Since no gene model for POU4F1 was included in the genome version used, reads mapped as described to the GENBANK model XM_003640558.2 were counted using HTseq with the same settings as for the Ensembl gene models as described above.

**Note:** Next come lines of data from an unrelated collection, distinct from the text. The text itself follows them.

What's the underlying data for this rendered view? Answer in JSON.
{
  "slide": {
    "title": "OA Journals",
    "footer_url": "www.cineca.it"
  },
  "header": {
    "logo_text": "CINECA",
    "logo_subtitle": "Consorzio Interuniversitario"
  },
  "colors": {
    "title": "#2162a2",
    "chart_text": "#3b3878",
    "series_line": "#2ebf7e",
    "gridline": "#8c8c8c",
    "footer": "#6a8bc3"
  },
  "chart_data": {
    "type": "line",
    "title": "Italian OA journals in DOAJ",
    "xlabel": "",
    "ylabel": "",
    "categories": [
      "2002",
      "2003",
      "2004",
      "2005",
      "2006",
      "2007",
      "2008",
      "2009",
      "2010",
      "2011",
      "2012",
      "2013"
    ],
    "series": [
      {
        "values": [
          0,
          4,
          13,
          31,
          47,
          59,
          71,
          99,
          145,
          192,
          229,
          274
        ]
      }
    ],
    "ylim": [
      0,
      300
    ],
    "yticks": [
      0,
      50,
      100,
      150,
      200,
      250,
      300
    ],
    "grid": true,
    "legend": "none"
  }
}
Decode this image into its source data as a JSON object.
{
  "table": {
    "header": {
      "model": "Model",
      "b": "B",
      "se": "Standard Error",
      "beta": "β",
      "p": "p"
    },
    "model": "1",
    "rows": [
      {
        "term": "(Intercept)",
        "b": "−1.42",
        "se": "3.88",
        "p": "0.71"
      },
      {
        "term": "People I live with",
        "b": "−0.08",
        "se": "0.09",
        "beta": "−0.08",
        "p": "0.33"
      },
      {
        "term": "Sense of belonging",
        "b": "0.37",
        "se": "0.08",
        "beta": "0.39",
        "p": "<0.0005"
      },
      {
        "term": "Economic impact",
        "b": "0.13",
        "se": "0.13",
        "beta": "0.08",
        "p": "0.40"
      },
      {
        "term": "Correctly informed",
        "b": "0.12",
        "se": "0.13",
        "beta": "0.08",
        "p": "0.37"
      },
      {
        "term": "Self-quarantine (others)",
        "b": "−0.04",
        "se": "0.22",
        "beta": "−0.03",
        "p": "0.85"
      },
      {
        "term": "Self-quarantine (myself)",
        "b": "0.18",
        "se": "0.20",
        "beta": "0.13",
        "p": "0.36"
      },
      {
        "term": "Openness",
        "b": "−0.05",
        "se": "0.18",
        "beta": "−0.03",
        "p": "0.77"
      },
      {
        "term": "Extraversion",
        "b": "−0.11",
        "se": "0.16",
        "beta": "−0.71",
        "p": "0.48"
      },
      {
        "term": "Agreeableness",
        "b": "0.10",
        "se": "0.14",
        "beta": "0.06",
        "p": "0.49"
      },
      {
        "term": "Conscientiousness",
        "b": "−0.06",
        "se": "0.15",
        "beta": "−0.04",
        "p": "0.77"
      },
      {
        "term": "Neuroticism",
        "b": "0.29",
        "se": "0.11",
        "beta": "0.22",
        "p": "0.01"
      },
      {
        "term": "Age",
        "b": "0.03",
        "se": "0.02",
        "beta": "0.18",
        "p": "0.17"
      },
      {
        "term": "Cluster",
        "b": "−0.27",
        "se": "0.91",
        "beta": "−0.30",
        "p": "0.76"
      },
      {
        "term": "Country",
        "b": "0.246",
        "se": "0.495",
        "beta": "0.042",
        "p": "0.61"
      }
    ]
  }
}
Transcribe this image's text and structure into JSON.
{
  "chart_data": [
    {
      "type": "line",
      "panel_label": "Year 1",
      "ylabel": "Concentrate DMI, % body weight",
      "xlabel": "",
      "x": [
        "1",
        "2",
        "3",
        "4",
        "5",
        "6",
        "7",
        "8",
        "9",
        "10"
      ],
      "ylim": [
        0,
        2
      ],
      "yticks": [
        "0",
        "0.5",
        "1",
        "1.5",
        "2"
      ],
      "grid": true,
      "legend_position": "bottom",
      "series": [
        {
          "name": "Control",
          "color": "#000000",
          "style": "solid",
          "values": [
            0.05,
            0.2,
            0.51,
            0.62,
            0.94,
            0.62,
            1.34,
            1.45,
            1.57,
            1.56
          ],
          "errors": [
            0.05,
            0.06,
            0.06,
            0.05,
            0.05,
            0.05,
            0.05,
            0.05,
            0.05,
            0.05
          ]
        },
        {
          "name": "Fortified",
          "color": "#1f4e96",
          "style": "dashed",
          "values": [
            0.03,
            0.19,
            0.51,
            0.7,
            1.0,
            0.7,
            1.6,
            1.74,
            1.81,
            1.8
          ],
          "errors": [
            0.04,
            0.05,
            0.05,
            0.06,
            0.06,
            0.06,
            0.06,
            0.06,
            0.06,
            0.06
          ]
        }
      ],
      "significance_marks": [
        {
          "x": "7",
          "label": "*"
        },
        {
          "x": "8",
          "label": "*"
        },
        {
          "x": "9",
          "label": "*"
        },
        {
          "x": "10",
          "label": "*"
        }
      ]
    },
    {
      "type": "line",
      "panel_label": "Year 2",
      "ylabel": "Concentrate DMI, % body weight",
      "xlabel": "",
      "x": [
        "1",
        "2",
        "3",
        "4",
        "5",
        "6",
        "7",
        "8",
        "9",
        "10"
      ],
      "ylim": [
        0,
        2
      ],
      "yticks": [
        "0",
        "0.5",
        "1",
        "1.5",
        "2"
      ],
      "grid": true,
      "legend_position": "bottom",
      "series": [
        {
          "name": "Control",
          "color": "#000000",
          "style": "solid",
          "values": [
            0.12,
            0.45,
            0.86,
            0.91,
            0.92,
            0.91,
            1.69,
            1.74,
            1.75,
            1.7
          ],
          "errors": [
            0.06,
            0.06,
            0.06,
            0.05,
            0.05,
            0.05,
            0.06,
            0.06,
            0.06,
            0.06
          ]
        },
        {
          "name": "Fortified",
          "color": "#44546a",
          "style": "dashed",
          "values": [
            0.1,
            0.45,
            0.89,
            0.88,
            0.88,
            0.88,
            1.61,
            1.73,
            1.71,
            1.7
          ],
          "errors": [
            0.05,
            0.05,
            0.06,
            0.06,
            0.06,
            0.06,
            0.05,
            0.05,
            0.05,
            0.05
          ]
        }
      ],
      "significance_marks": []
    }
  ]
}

Pou4 family protein sequences were collected from GENBANK using a BLASTp approach and aligned using MAFFT with default settings. The alignment was trimmed manually in BioEdit [106]. A maximum likelihood tree was built using MEGA version 5.2 [107]. The Jones-Taylor-Thornton (JTT) amino acid substitution matrix was used and 150 bootstrap iterations were used to obtain support values at each node.

Cloning

Chick cDNA from HH18-24 heads was used for PCR cloning of the markers tested. See primers below. Products were cloned into pGEMT (Promega) or pCRII (Invitrogen).

Gene name

Forward primer

Reverse primer

CHRNA3

ATGTGACCTGGATACCCCCA

CTTCATCACTGGTCGGCCTT

CHRNB4

AGTGTGAACGAACGAGAGCA

ACAGGTAGGCTGGGAGTCTT

CTXN1

GAGCTCTCGGTCTGCACAG

CATCCCTGCCCTCTACACCA

ESRRG

TCTGACGGACAGCATCAACC

AGGGTTCAGGTACGGGCTAT

FGF9

TTTGCTCAGTGACCACCTGG

TCAGGGTCCACTGGTCTAGG

GAD2

TGGTGTTGAAAGGGCCAACT

TCCTGATGAGTTGCTGCTGG

HMX3

CAAGAACCTGCTCAACGGAG

CGCTTCATGTCGAAGGTGGA

IRX2

CAGGGTTACCTCTACCAGCC

TTGCAAGCTGATCCCTTCGT

LHX4

TACCTGATGGAGGACGGGAG

CTCGGAGAGGATCTGGTCGT

LRRK1

CCTTGCCTACCTGCACAAGA

CTGCTACGAGTCCATCCGAC

MECOM

AAAGCCATGGTAACCAGCCA

ATTGGATGGCGCTGGATTCT

OTX2

CGGGCATGGATTTGTTGCAT

GGTGGTGCATAGGGGTCAAA

PDZRN4

TGGCTCTGGCCAAACTAAGG

CTCCACCTCATTGGCTGTGT

PKDCCB

ACTGCACACTTGACTTCCCC

AGCGTGGGAACAGCTAAACA

POU6F2

CCGTCATCGGCAACCAGATA

CCATAGGAACTGCTGTCGCA

PRDM12

TGATCACGTCCGACATCCTG

TGAGTTCCCGTACCAGACCA

PROX2

TCCTCGACGTGCAGTTCAGC

CGCAGCTTTGAACACTTCGG

PRRX1

TTTCCGTGAGTCACCTGCTG

ACTGTGGGCACTTGATTCCT

PRRX2

CCCTCAGAGCCGGAAAAACT

CTGGTTCTGATGCAGGCTGA

RUNX1

AACCCAGAAACACGAGGCAA

CCCTTCTGCCTCAACCACAT

SCN3A

TGGCTGGGATGGCTTGTTAG

TTGGAAGGATTGGCTGCCAT

SHOX

CGGAAGGGATCTACGAGTGC

GCTGGAGTTCTTGCTGTTGC

SULT4A1

GGCTTGCTACAGGAAGTGGT

CCACCATGGATTCCAGCTGT

TOX2

AACCTCCCTGACCCTTCACT

CCGAAGGTAGCATTGGGGTT

Other constructs were obtained: DRG11 from Prof. J Cohen (KCL, London), PHOX2B from Prof, JF Brunet (ENS, Paris).

In situ hybridisation

Wholemount in situ hybridisation was carried out as described previously [8] with incubation at 65 °C. An RNAse incubation step (15mins, 37 °C) was included post-hybridisation. For in situ hybridization on section, embryos were fixed in 4 % paraformaldehyde in MOPS buffer (MB) containing 100 mM MOPS (pH 7.5), 1 mM EGTA and 2 mM MgSO4 for 12 h at 4 °C. Embryos were then treated in 15 % sucrose in MB for 10 h and 30 % sucrose in MB for 2 h, and embedded in OCT compound (Andwin Scientific). 10 μm cryosections were collected and processed for in situ hybridization as previously described [108].